Dois soldados israelenses foram mortos e outros 24 ficaram feridos após um ataque com drones nas Colinas do Golã, território sírio ocupado por Israel desde 1967. Segundo o Exército de Israel, os drones carregavam explosivos e foram lançados por milícias pró-Irã a partir do Iraque. Um dos drones foi abatido pelos sistemas de defesa aérea, mas o segundo atingiu uma base militar, causando as fatalidades.

O ataque ocorreu em um momento de escalada das tensões entre Israel e grupos aliados ao Irã no Líbano. Três dias antes, o Irã havia lançado cerca de 200 mísseis contra Israel, o que foi defendido pelo líder supremo do país, aiatolá Ali Khamenei, como uma resposta aos “crimes hediondos” de Israel. Este é o primeiro ataque fatal vindo do Iraque desde 1991, quando mísseis Scud foram disparados durante a Guerra do Golfo.

A Resistência Islâmica no Iraque, uma aliança de milícias pró-Teerã, reivindicou o ataque, afirmando que continuará suas ações contra posições israelenses. O Hamas também saudou o ataque, chamando-o de uma resposta à “agressão sionista” e uma forma de apoio ao povo palestino.

As forças israelenses nas Colinas do Golã são frequentemente atacadas por milícias apoiadas pelo Irã no Iraque, na Síria e no Líbano, onde o Hezbollah também atua. Em julho, um ataque na região resultou em 12 mortes, levando a uma retaliação militar por parte de Israel.

O território das Colinas do Golã foi ocupado por Israel durante a Guerra dos Seis Dias, em 1967, e, desde então, a ocupação não é reconhecida pela maioria da comunidade internacional. No entanto, em 2019, o governo dos Estados Unidos, sob Donald Trump, passou a considerar a área como parte de Israel, decisão mantida pela administração de Joe Biden.

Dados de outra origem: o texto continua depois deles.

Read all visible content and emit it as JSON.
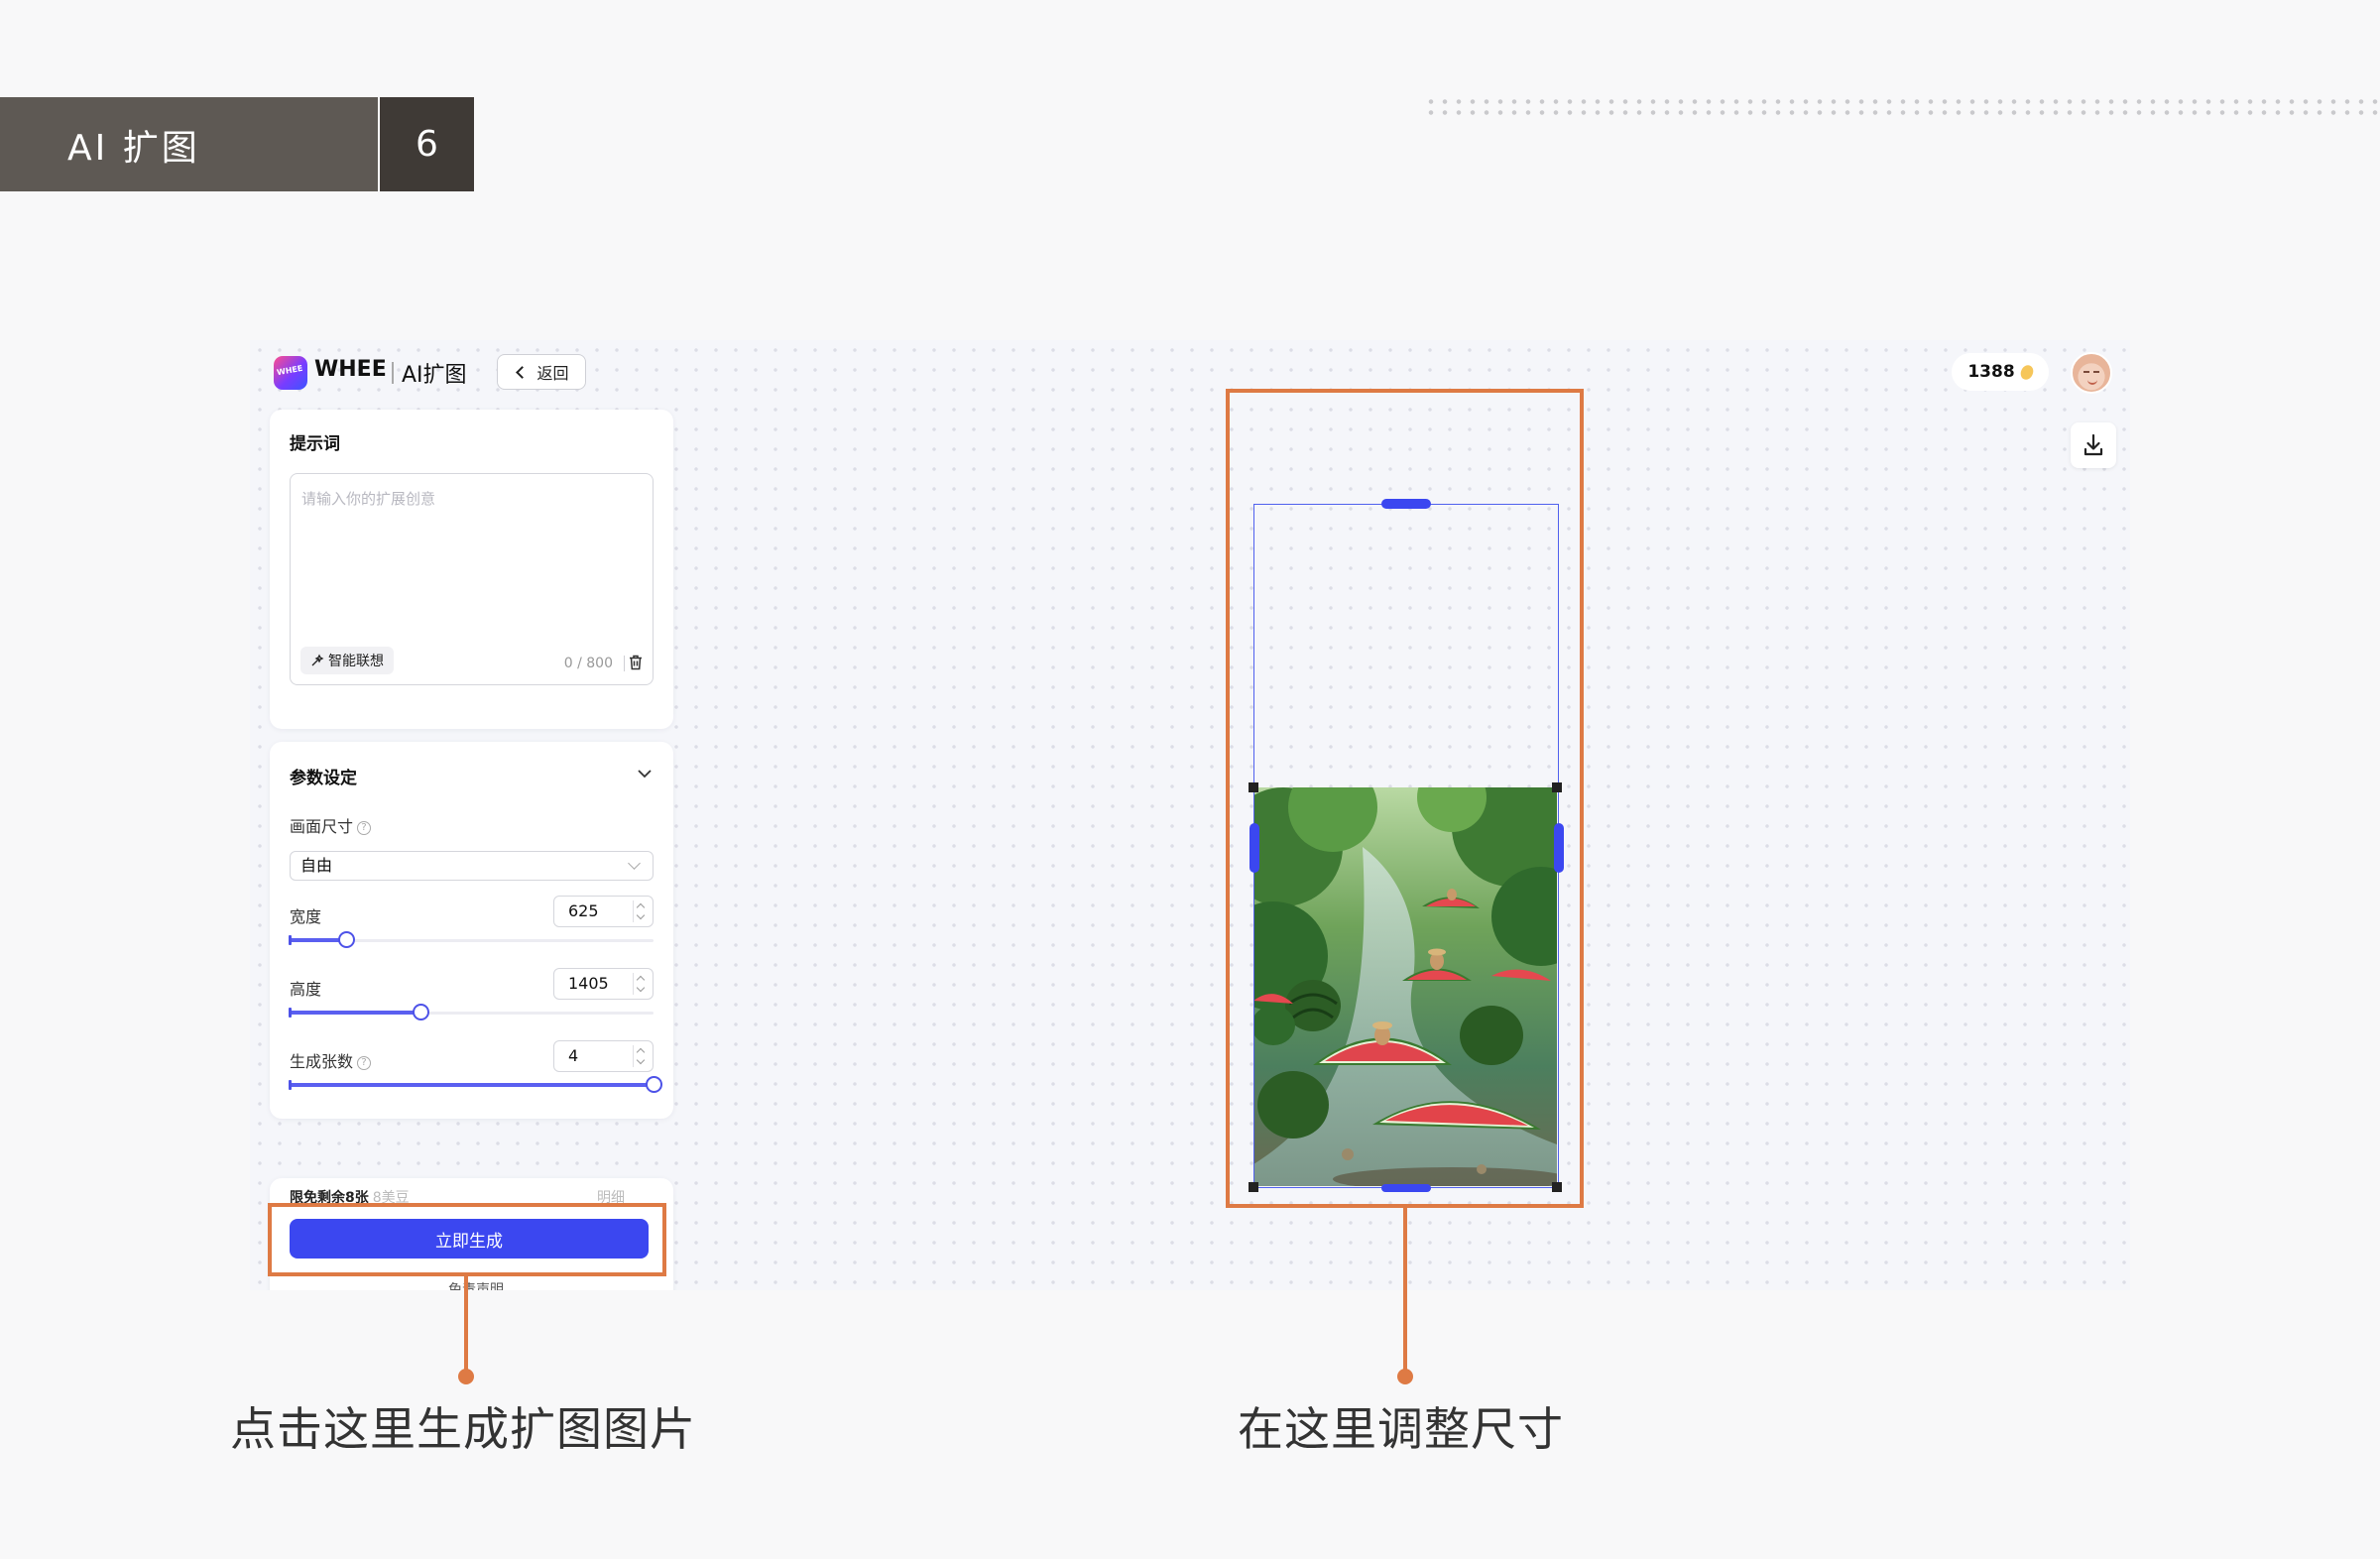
{
  "slide": {
    "title": "AI 扩图",
    "page_number": "6"
  },
  "app": {
    "brand": "WHEE",
    "logo_text": "WHEE",
    "module": "AI扩图",
    "back_label": "返回",
    "credits": "1388"
  },
  "prompt": {
    "title": "提示词",
    "placeholder": "请输入你的扩展创意",
    "assist_label": "智能联想",
    "counter": "0 / 800"
  },
  "params": {
    "title": "参数设定",
    "size_label": "画面尺寸",
    "size_value": "自由",
    "width_label": "宽度",
    "width_value": "625",
    "width_fraction": 0.155,
    "height_label": "高度",
    "height_value": "1405",
    "height_fraction": 0.36,
    "count_label": "生成张数",
    "count_value": "4",
    "count_fraction": 1.0
  },
  "generate": {
    "quota_label": "限免剩余8张",
    "quota_sub": "8美豆",
    "detail_label": "明细",
    "button_label": "立即生成",
    "disclaimer": "免责声明"
  },
  "annotations": {
    "left_caption": "点击这里生成扩图图片",
    "right_caption": "在这里调整尺寸",
    "accent_color": "#de7a44"
  },
  "theme": {
    "primary": "#3b47f0",
    "header_bg": "#5e5954",
    "header_num_bg": "#3f3a36"
  }
}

Dentro do contexto mais amplo do conflito no Oriente Médio, os ataques de milícias pró-Irã são uma resposta direta à ofensiva israelense em Gaza e ao aumento das tensões com o Hezbollah no Líbano. O líder supremo do Irã, aiatolá Khamenei, reforçou em um discurso recente que os aliados de Teerã, como o Hezbollah e outras milícias, não recuarão diante das agressões, mesmo com a morte de líderes como Hassan Nasrallah, chefe do Hezbollah, morto em um bombardeio israelense.

Paralelamente, os Estados Unidos lançaram uma ofensiva contra a milícia houthi no Iêmen, realizando 15 ataques contra posições em Sana, Dhamar e no aeroporto de Hodeida. Esses ataques têm como objetivo garantir a segurança da navegação no Mar Vermelho, onde os houthis têm conduzido ataques contra navios mercantes, aliados dos EUA e de Israel.